Buyers and investors will always want to investigate a company thoroughly before they commit financially to any deal. Inevitably there will be a significant amount of due diligence and disclosure required as part of this investigation so ensuring your company is in good order before this will save valuable time when a sale or investment opportunity arises.
- Review your policies
The Bribery Act 2010 and the Criminal Finances Act 2017 mean that companies are under a duty to ensure that adequate or reasonable procedures are in place to prevent associated persons from engaging in bribery or facilitating criminal tax evasion. What constitutes adequate or reasonable procedures will depend on the size, nature and complexity of your business, however as highlighted in a recent case, under the Bribery Act size is not the only determining factor.
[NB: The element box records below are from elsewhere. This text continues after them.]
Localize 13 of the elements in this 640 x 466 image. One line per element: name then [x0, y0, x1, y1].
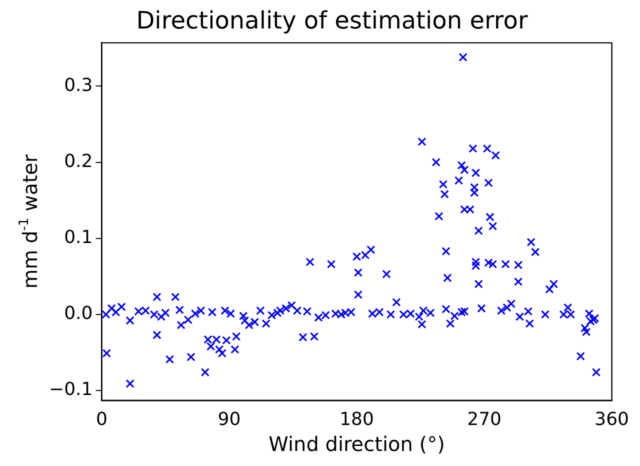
- y-axis-title: mm d-1 water: [17, 154, 42, 289]
- x-tick-label: 90: [218, 408, 241, 430]
- y-tick-label: 0.0: [64, 303, 93, 324]
- y-tick-label: 0.2: [64, 150, 93, 172]
- y-tick-label: −0.1: [48, 379, 93, 400]
- x-tick-label: 270: [467, 408, 502, 430]
- x-tick-label: 0: [96, 408, 108, 430]
- x-axis-title: Wind direction (°): [268, 432, 445, 456]
- x-tick-label: 180: [340, 408, 374, 430]
- chart-title: Directionality of estimation error: [136, 6, 528, 35]
- x-tick-label: 360: [594, 408, 629, 430]
- y-tick-label: 0.3: [64, 74, 93, 96]
- y-tick-label: 0.1: [64, 227, 93, 248]
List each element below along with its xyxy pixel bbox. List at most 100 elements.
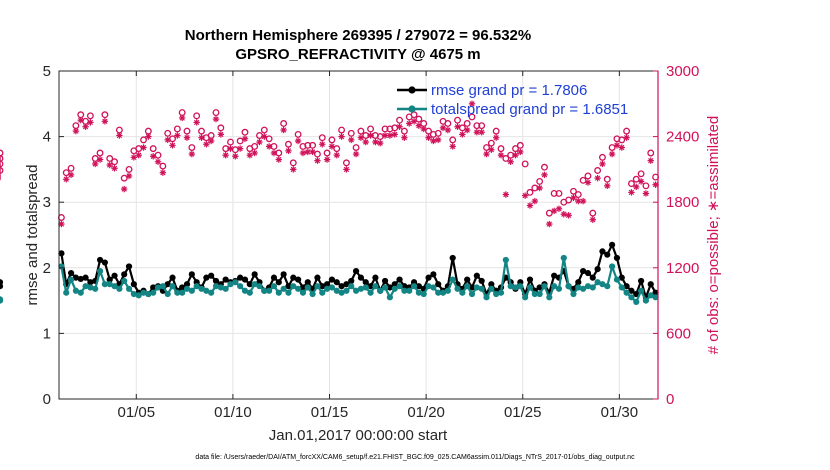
asterisk-stroke: [450, 143, 456, 150]
obs-possible-point: [627, 180, 635, 188]
rmse-point: [401, 283, 408, 290]
asterisk-stroke: [92, 161, 98, 167]
spread-point: [435, 289, 442, 296]
rmse-point: [101, 259, 108, 266]
obs-possible-point: [637, 170, 645, 178]
asterisk-stroke: [565, 212, 572, 218]
asterisk-stroke: [628, 189, 635, 196]
rmse-point: [179, 284, 186, 291]
asterisk-stroke: [179, 115, 185, 121]
rmse-point: [150, 284, 157, 291]
rmse-point: [584, 269, 592, 277]
obs-assimilated-point: [111, 165, 118, 172]
obs-possible-point: [251, 142, 259, 150]
obs-possible-point: [241, 128, 249, 136]
y-right-tick-label: 0: [666, 391, 674, 408]
asterisk-stroke: [232, 153, 238, 159]
asterisk-stroke: [411, 118, 417, 124]
spread-point: [319, 289, 326, 296]
obs-assimilated-point: [67, 171, 75, 179]
spread-point: [512, 284, 519, 291]
rmse-point: [435, 281, 442, 288]
spread-point: [280, 285, 287, 292]
obs-possible-point: [473, 122, 481, 130]
obs-assimilated-point: [246, 151, 254, 159]
obs-assimilated-point: [135, 151, 142, 159]
asterisk-stroke: [532, 198, 538, 204]
asterisk-stroke: [469, 101, 475, 107]
asterisk-stroke: [348, 137, 354, 143]
obs-possible-point: [550, 190, 558, 197]
obs-possible-point: [623, 127, 631, 135]
spread-point: [420, 290, 427, 298]
spread-point: [391, 285, 398, 292]
asterisk-stroke: [416, 123, 422, 129]
rmse-point: [348, 277, 355, 285]
rmse-point: [372, 274, 379, 281]
obs-assimilated-point: [275, 156, 282, 163]
asterisk-stroke: [329, 143, 335, 150]
obs-possible-point: [309, 141, 317, 149]
obs-possible-point: [512, 145, 519, 153]
legend-spread-marker: [408, 105, 416, 113]
obs-possible-point: [391, 124, 399, 132]
asterisk-stroke: [68, 172, 74, 178]
spread-point: [604, 283, 611, 290]
asterisk-stroke: [145, 133, 152, 140]
obs-assimilated-point: [236, 145, 244, 152]
asterisk-stroke: [353, 151, 359, 157]
obs-assimilated-point: [391, 131, 398, 138]
obs-assimilated-point: [217, 131, 225, 138]
asterisk-stroke: [541, 172, 548, 178]
rmse-point: [270, 274, 278, 281]
rmse-point: [386, 284, 393, 291]
spread-point: [526, 284, 534, 291]
asterisk-stroke: [73, 128, 79, 134]
asterisk-stroke: [488, 147, 495, 153]
rmse-point: [290, 274, 297, 281]
asterisk-stroke: [387, 132, 393, 139]
asterisk-stroke: [522, 192, 528, 199]
spread-point: [633, 298, 640, 306]
rmse-point: [449, 254, 456, 262]
asterisk-stroke: [78, 117, 84, 123]
obs-possible-point: [396, 116, 404, 124]
legend-rmse-marker: [408, 86, 416, 94]
rmse-point: [652, 289, 659, 296]
obs-possible-point: [0, 149, 4, 157]
spread-point: [618, 284, 625, 291]
obs-assimilated-point: [468, 100, 476, 107]
asterisk-stroke: [421, 126, 427, 132]
rmse-point: [647, 281, 654, 288]
obs-assimilated-point: [149, 153, 157, 160]
obs-possible-point: [173, 125, 181, 133]
legend: rmse grand pr = 1.7806 totalspread grand…: [397, 82, 628, 118]
asterisk-stroke: [261, 133, 267, 140]
obs-assimilated-point: [63, 176, 70, 183]
spread-point: [290, 283, 297, 290]
spread-point: [560, 254, 567, 262]
asterisk-stroke: [508, 159, 514, 165]
spread-point: [299, 289, 307, 296]
x-tick-label: 01/10: [214, 404, 252, 421]
asterisk-stroke: [295, 138, 301, 144]
rmse-point: [183, 281, 191, 288]
obs-assimilated-point: [159, 169, 167, 176]
rmse-point: [362, 279, 369, 286]
obs-assimilated-point: [299, 149, 307, 157]
asterisk-stroke: [382, 132, 388, 139]
obs-possible-point: [111, 158, 119, 166]
rmse-point: [628, 287, 635, 294]
spread-point: [352, 287, 360, 294]
spread-point: [357, 285, 365, 292]
obs-assimilated-point: [526, 202, 534, 209]
spread-point: [212, 283, 220, 290]
obs-possible-point: [376, 133, 384, 141]
asterisk-stroke: [358, 135, 364, 141]
obs-assimilated-point: [178, 114, 186, 122]
obs-assimilated-point: [608, 150, 616, 158]
spread-point: [222, 285, 229, 292]
rmse-point: [367, 283, 374, 290]
asterisk-stroke: [82, 124, 89, 130]
obs-possible-point: [0, 167, 4, 174]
Companies, large or small, must show that they have actively considered their exposure to bribery and tax evasion, and ensure that this is documented. Increasingly, buyers are looking for assurance from sellers that any policies in place are actively brought to the attention of employees (including appropriate training) and are reviewed regularly. Any procedures in place must be enforced robustly, reviewed regularly and updated accordingly based on any changes to the company or its organisation.
The introduction of GDPR on 25 May 2018 means that all companies processing personal data must ensure that this is being done so lawfully, transparently and for a specific purpose. This extends much further than the “opt-in” emails that have been clogging your inbox, and requires companies to actively audit the information that they hold, and to consider whether they are holding and using it lawfully. Going forward buyers are likely to want to see evidence that the new GDPR principle of accountability (requiring companies to demonstrate compliance with GDPR) has been satisfied.
- Locate your key contracts
Companies make contracts on a daily basis, whether by telephone, over the internet, or through a board room negotiation. Buyers will want to be sure that any contracts are not unduly onerous, or capable of termination on the sale of the company (amongst other things). This means that you should endeavour to keep fully signed copies of your contracts, and copies of full sets of terms and conditions. This is particularly important for any material contracts with suppliers or customers, any lease-hire or finance arrangements, and any documents relating to any property that your company may own or occupy.